Tuesday, December 15, 2009

Limbo

If we ever move to a new place, remind me to tell you a funny story. Well, it's a stressful story right now, but it will be funny by the time I can tell it. I don't really know who might read this, and well, for now it'll just have to wait.

In the meantime, nothing much is happening on the home selling front. It's not a great time to be selling a house around here. But we knew that. We only need one buyer, and we feel like our place has a lot to offer. Time will tell.

In the meantime, I'm having to temporarily live vicariously through other people's blogs. Our chickens our sold. Our cow is for sale. The garden is put to bed. All the future plans and dreams for this place are packed away. This was our dream house, planned from the ground up by us, so it's bittersweet to be trying to let it go.

Mini-Farm Version 2 is still just an abstract thought. Every time I look at a potential new home, I immediately takes note of which way is south and where the trees are. My brain starts marking out garden beds and fences. A small greenhouse appears, then some solar panels, a wood stove, fruit trees, hazelnut hedges, a chicken coop, and all the other things that fit into the vision. My mind starts budgeting and prioritizing based on the home price, and all the various scenarios that might come up.

And then that house goes off the market.

It's still a fun exercise, but I'm longing to get a move on. I want to sit down with a note pad and aerial photos and a web browser at my fingertips, looking things up and filling in the minutiae, and then doing it. Or doing whichever parts of it time and money will allow. I want to take what I've learned here and improve on it. I want to take the ideas of others and try them out.
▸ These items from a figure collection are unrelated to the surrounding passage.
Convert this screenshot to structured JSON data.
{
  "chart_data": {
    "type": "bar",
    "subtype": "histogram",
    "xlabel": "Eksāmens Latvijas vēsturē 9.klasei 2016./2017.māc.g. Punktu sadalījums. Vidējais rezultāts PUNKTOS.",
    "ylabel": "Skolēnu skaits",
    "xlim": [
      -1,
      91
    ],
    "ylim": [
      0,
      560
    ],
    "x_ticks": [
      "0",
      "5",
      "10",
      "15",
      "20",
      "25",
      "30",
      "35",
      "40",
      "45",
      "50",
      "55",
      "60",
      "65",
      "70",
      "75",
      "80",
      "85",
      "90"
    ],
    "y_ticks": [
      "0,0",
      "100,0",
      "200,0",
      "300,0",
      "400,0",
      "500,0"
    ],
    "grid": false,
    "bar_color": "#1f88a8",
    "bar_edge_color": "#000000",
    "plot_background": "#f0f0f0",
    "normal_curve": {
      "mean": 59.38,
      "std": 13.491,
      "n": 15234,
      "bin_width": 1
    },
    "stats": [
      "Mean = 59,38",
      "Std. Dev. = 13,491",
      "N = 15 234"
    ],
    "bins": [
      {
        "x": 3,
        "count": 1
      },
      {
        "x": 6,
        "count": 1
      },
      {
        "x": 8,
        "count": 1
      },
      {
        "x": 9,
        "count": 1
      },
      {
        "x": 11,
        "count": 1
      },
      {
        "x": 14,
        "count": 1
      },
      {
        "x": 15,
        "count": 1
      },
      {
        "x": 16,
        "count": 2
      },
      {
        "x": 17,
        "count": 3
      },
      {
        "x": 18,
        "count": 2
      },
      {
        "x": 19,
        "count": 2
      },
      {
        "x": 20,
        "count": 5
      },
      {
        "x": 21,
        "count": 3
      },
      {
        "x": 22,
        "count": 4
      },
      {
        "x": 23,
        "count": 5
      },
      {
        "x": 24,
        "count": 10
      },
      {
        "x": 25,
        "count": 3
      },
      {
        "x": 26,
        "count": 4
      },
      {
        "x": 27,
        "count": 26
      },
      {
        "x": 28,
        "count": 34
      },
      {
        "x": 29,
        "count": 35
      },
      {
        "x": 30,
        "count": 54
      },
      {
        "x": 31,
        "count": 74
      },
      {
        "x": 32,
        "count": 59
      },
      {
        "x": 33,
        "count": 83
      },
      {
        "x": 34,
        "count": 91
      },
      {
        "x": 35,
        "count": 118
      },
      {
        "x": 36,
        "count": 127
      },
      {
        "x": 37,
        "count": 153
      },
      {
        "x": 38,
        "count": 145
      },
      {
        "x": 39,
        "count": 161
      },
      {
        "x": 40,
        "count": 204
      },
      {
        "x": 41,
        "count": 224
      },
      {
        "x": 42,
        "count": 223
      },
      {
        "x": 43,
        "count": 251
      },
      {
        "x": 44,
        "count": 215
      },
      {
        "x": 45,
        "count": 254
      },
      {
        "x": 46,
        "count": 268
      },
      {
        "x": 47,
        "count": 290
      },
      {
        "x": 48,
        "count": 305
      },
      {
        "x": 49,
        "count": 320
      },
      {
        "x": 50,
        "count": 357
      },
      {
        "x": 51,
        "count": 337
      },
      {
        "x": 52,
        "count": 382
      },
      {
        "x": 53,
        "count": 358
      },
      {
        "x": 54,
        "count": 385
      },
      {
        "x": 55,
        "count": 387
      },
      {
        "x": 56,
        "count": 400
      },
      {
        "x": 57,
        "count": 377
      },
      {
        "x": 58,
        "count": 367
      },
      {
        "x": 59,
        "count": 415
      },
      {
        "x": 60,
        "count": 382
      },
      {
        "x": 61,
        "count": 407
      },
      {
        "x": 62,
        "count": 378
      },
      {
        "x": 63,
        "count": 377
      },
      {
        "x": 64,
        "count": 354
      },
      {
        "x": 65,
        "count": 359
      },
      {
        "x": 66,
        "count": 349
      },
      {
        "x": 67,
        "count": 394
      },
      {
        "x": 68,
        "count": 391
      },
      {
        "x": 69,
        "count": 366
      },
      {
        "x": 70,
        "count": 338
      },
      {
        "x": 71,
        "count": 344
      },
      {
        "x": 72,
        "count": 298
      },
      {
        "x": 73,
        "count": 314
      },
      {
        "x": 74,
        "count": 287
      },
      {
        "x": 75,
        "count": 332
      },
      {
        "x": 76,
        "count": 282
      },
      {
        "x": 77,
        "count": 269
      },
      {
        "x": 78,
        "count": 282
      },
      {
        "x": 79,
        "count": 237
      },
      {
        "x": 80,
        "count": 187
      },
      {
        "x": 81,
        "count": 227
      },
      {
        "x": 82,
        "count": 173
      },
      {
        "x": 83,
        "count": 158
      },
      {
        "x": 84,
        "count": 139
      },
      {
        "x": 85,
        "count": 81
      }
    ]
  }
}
Winter is just about here, and that's the time when I normally sit down with all the garden books and seed catalogs and graph paper and figuring it all out. I'll probably still do that, but it's hard knowing that it could all go out the window at any time. In my mind, gardening is not so much an annual activity as an ongoing, long-term process that amounts to more than just this growing season.

In short, it looks like it's going to be a bit of a frustrating winter for me.